Let \( f : \mathbb{N} \to \mathbb{N} \) be a function such that \( f(m + n) = f(m) + f(n) \) for every \( m, n \in \mathbb{N} \). If \( f(6) = 18 \), then \( f(2) \cdot f(3) \) is equal to :
Show Hint
For any functional equation of the form \( f(x+y) = f(x) + f(y) \), the solution is always a linear function passing through the origin, i.e., \( f(x) = kx \).
This saves time during the exam instead of deriving \( f(1), f(2), \dots \) iteratively.
Step 1: Understanding the Concept:
The given functional equation \( f(m + n) = f(m) + f(n) \) for all \( m, n \in \mathbb{N} \) is a Cauchy functional equation.
For a function defined on natural numbers, this relation implies that \( f(n) \) must be of the form \( f(n) = cn \), where \( c \) is a constant. Step 2: Key Formula or Approach:
We use the given value \( f(6) = 18 \) to find the value of the constant \( c \).
Once \( c \) is known, we can find \( f(2) \) and \( f(3) \).

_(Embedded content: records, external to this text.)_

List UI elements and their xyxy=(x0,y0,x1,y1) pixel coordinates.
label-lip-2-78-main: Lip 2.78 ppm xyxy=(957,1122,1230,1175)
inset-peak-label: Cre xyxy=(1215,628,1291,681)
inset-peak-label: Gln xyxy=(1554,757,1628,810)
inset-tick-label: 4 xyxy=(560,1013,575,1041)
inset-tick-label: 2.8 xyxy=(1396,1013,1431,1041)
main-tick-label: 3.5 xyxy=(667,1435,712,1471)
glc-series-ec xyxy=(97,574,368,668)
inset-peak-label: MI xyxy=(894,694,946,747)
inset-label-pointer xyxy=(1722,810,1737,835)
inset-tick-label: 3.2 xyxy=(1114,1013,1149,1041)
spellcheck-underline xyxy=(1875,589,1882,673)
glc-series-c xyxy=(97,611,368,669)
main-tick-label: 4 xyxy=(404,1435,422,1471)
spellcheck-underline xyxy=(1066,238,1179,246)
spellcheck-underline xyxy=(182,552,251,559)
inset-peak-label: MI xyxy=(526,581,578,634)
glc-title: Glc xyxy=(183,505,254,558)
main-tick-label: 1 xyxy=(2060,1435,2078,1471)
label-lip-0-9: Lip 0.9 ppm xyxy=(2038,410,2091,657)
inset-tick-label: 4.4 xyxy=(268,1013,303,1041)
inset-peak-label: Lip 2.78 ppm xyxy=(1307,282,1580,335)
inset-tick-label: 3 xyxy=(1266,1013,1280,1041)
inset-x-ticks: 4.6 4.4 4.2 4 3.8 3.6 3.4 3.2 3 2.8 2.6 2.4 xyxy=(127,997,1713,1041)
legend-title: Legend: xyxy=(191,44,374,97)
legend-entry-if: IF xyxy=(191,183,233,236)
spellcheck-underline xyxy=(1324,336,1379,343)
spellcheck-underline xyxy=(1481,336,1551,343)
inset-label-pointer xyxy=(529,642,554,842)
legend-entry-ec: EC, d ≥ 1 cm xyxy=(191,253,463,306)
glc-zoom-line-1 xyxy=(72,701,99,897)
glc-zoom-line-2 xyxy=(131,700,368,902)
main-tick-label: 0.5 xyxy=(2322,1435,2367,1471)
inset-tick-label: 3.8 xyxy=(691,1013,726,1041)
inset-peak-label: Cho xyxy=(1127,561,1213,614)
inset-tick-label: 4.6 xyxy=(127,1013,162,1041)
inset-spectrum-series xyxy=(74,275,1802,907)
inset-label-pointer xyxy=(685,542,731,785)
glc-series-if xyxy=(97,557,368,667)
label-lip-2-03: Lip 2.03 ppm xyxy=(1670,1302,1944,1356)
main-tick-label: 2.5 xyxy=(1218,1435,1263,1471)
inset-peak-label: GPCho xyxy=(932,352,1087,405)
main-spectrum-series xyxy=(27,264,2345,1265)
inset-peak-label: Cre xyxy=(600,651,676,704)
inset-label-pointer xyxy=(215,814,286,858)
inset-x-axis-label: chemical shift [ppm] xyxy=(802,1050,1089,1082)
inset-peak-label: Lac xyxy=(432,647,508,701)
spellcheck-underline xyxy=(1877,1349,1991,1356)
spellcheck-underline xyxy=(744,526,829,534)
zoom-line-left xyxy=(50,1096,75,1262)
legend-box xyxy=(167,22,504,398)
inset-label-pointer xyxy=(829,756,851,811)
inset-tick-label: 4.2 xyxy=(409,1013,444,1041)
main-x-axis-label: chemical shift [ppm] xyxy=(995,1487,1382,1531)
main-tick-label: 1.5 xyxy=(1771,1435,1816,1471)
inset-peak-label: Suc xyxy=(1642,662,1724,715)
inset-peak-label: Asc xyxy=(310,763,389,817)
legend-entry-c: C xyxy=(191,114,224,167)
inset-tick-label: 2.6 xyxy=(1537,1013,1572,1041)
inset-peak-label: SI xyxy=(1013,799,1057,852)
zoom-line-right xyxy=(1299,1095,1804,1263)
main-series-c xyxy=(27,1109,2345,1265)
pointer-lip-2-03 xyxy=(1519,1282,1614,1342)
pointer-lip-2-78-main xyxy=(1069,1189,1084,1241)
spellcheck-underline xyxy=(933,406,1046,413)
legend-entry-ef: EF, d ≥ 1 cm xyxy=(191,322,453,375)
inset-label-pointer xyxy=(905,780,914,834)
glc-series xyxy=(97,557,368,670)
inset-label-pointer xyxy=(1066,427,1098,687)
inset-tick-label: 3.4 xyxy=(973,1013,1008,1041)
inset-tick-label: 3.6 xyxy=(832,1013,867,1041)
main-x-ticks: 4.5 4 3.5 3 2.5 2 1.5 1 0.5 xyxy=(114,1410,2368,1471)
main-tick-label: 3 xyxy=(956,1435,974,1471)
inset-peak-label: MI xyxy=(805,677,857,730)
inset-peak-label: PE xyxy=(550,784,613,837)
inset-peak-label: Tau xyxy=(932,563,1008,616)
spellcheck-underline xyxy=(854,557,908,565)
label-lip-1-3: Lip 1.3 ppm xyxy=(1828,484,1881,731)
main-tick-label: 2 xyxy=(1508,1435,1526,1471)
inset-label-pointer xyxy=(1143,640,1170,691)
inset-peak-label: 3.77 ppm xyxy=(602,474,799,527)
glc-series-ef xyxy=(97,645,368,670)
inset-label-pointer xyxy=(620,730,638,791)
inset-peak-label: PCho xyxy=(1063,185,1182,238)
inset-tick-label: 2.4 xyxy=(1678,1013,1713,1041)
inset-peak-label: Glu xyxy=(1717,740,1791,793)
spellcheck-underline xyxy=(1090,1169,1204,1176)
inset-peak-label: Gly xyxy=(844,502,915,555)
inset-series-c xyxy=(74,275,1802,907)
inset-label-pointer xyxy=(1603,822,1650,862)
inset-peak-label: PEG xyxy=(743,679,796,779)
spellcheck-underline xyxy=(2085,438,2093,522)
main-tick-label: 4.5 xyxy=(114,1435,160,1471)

Step 3: Detailed Explanation:
Given \( f(n) = cn \).
Substituting \( n = 6 \) in the expression:
\[ f(6) = c \cdot 6 \]
Since \( f(6) = 18 \), we have:
\[ 6c = 18 \implies c = 3 \]
Now, we calculate \( f(2) \) and \( f(3) \):
\[ f(2) = 3 \cdot 2 = 6 \]
\[ f(3) = 3 \cdot 3 = 9 \]
The product \( f(2) \cdot f(3) \) is:
\[ f(2) \cdot f(3) = 6 \cdot 9 = 54 \] Step 4: Final Answer:
The value of \( f(2) \cdot f(3) \) is 54.